Limitations & Future Work¶
- Reliance on GPT-4 as a "fair evaluator": This assumption remains strictly unproven; much of the conclusion's credibility rests on this "untested hypothesis."
- Uniform average ranking in Ensemble: Superior ensemble strategies weighting models based on baseline personality or specific tasks were not explored.

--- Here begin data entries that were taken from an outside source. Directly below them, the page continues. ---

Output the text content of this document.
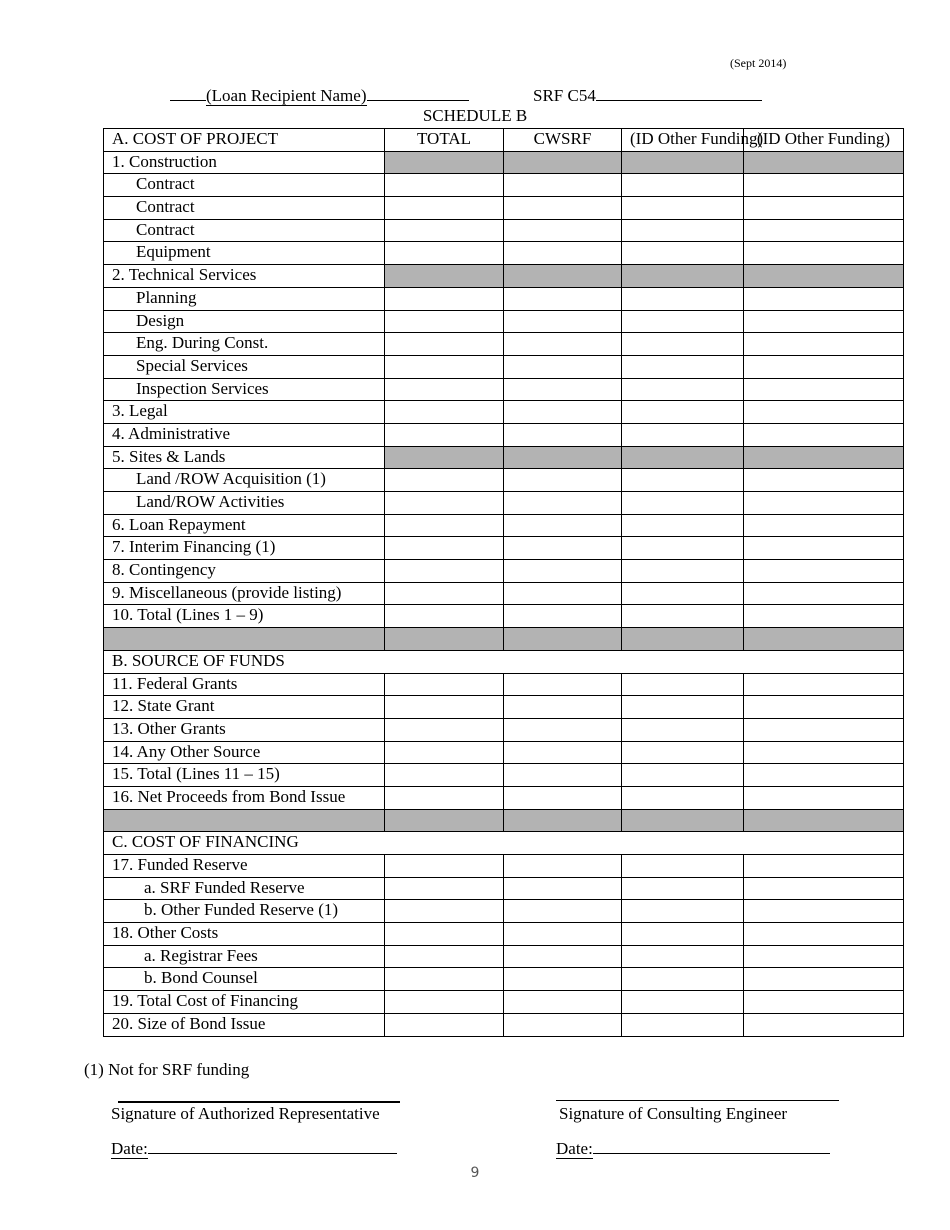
(Sept 2014)
(Loan Recipient Name)	SRF C54
SCHEDULE B
A. COST OF PROJECT	TOTAL	CWSRF	(ID Other Funding)	(ID Other Funding)
1. Construction				
Contract				
Contract				
Contract				
Equipment				
2. Technical Services				
Planning				
Design				
Eng. During Const.				
Special Services				
Inspection Services				
3. Legal				
4. Administrative				
5. Sites & Lands				
Land /ROW Acquisition (1)				
Land/ROW Activities				
6. Loan Repayment				
7. Interim Financing (1)				
8. Contingency				
9. Miscellaneous (provide listing)				
10. Total (Lines 1 – 9)				

B. SOURCE OF FUNDS				
11. Federal Grants				
12. State Grant				
13. Other Grants				
14. Any Other Source				
15. Total (Lines 11 – 15)				
16. Net Proceeds from Bond Issue				

C. COST OF FINANCING				
17. Funded Reserve				
a. SRF Funded Reserve				
b. Other Funded Reserve (1)				
18. Other Costs				
a. Registrar Fees				
b. Bond Counsel				
19. Total Cost of Financing				
20. Size of Bond Issue				
(1) Not for SRF funding
Signature of Authorized Representative	Signature of Consulting Engineer
Date:	Date:
9
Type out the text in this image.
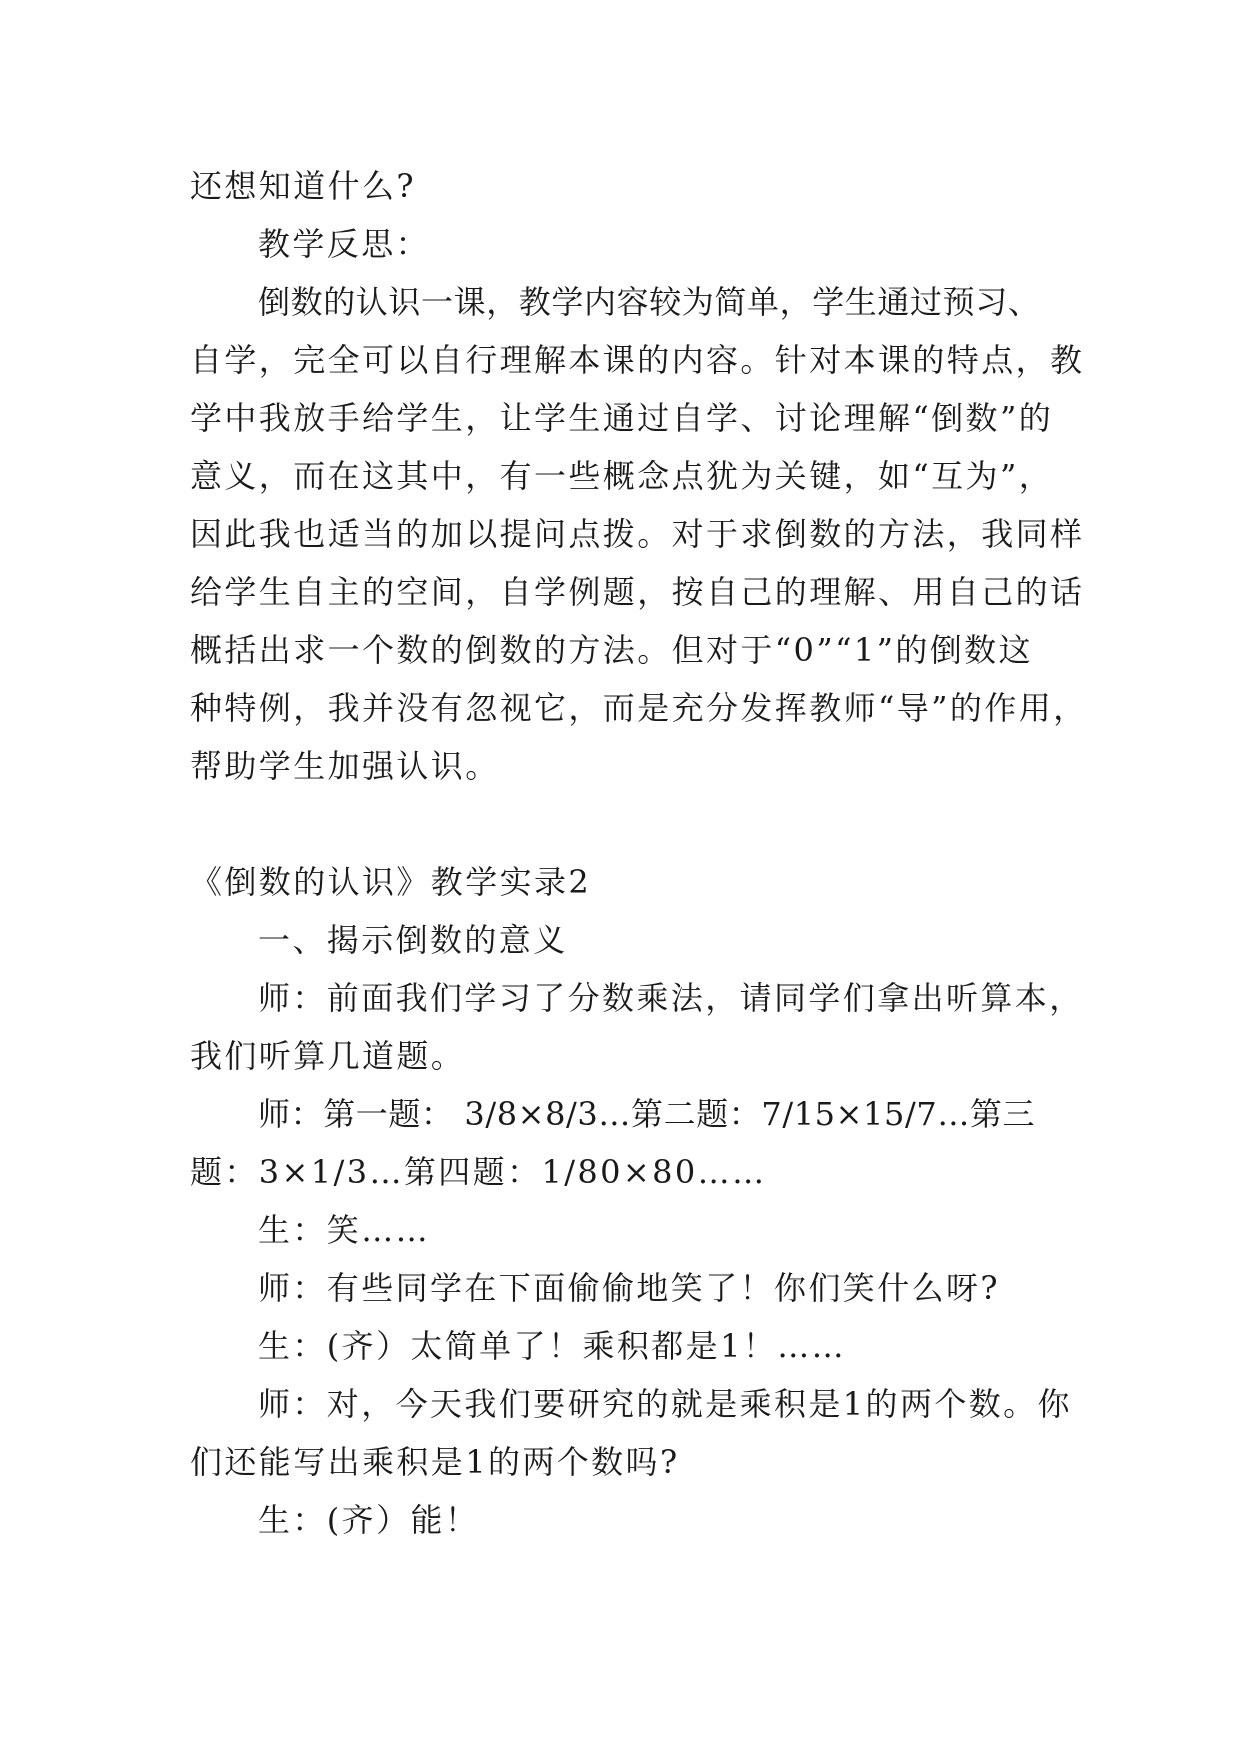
还想知道什么?
教学反思：
倒数的认识一课，教学内容较为简单，学生通过预习、
自学，完全可以自行理解本课的内容。针对本课的特点，教
学中我放手给学生，让学生通过自学、讨论理解“倒数”的
意义，而在这其中，有一些概念点犹为关键，如“互为”，
因此我也适当的加以提问点拨。对于求倒数的方法，我同样
给学生自主的空间，自学例题，按自己的理解、用自己的话
概括出求一个数的倒数的方法。但对于“0”“1”的倒数这
种特例，我并没有忽视它，而是充分发挥教师“导”的作用，
帮助学生加强认识。
《倒数的认识》教学实录2
一、揭示倒数的意义
师：前面我们学习了分数乘法，请同学们拿出听算本，
我们听算几道题。
师：第一题： 3/8×8/3…第二题：7/15×15/7…第三
题：3×1/3…第四题：1/80×80……
生：笑……
师：有些同学在下面偷偷地笑了！你们笑什么呀?
生：(齐）太简单了！乘积都是1！……
师：对，今天我们要研究的就是乘积是1的两个数。你
们还能写出乘积是1的两个数吗?
生：(齐）能！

- Qualitative bias characterization: Attribution relies on visual samples (brightness/palette); there is a lack of quantitative, automated tools for bias detection.
- Limited to inpainting: The effectiveness of "reward ensembling" in other generative tasks requires further systematic validation.
Related Work & Insights¶
- Preference Alignment: Evolutionary path from RLHF (PPO/GRPO) to DPO (Rafailov 2023) and visual Diffusion-DPO (Wallace 2024). While PrefPaint uses human-labeled reward models, this work enables scalability by ensembling public models.
- Reward Model Ecosystem: This work provides an empirical "health check" for models like CLIPScore, Aesthetic, ImageReward, PickScore, HPS, etc., as "data constructors."
- Inpainting Baselines: Proven effective across distinct paradigms like BrushNet (dual-branch U-Net) and FLUX.1 Fill (rectified flow transformer).
- Key Insight: In any scenario using off-the-shelf reward models for alignment, first scrutinize reliability and bias, then use simple ensembling to mitigate risks—this is often more cost-effective than developing complex alignment algorithms.
Rating¶
- Novelty: ⭐⭐⭐ — Uses mature DPO and simple ensemble; however, the systematic research perspective and the "ensemble for bias cancellation" insights are fresh.
- Experimental Thoroughness: ⭐⭐⭐⭐⭐ — Extensive coverage across 9 reward models, 2 baselines, 2 benchmarks, scaling analysis, bias attribution, SOTA comparison, and human/GPT-4 evaluation.
- Writing Quality: ⭐⭐⭐⭐ — Organized via "Problem-Discovery-Conclusion," with clear findings and effective visualization, though dense tables can be overwhelming.
- Value: ⭐⭐⭐⭐ — Establishes a strong baseline for inpainting alignment; insights on reward ensembling and hacking attribution are highly relevant to the broader visual alignment community.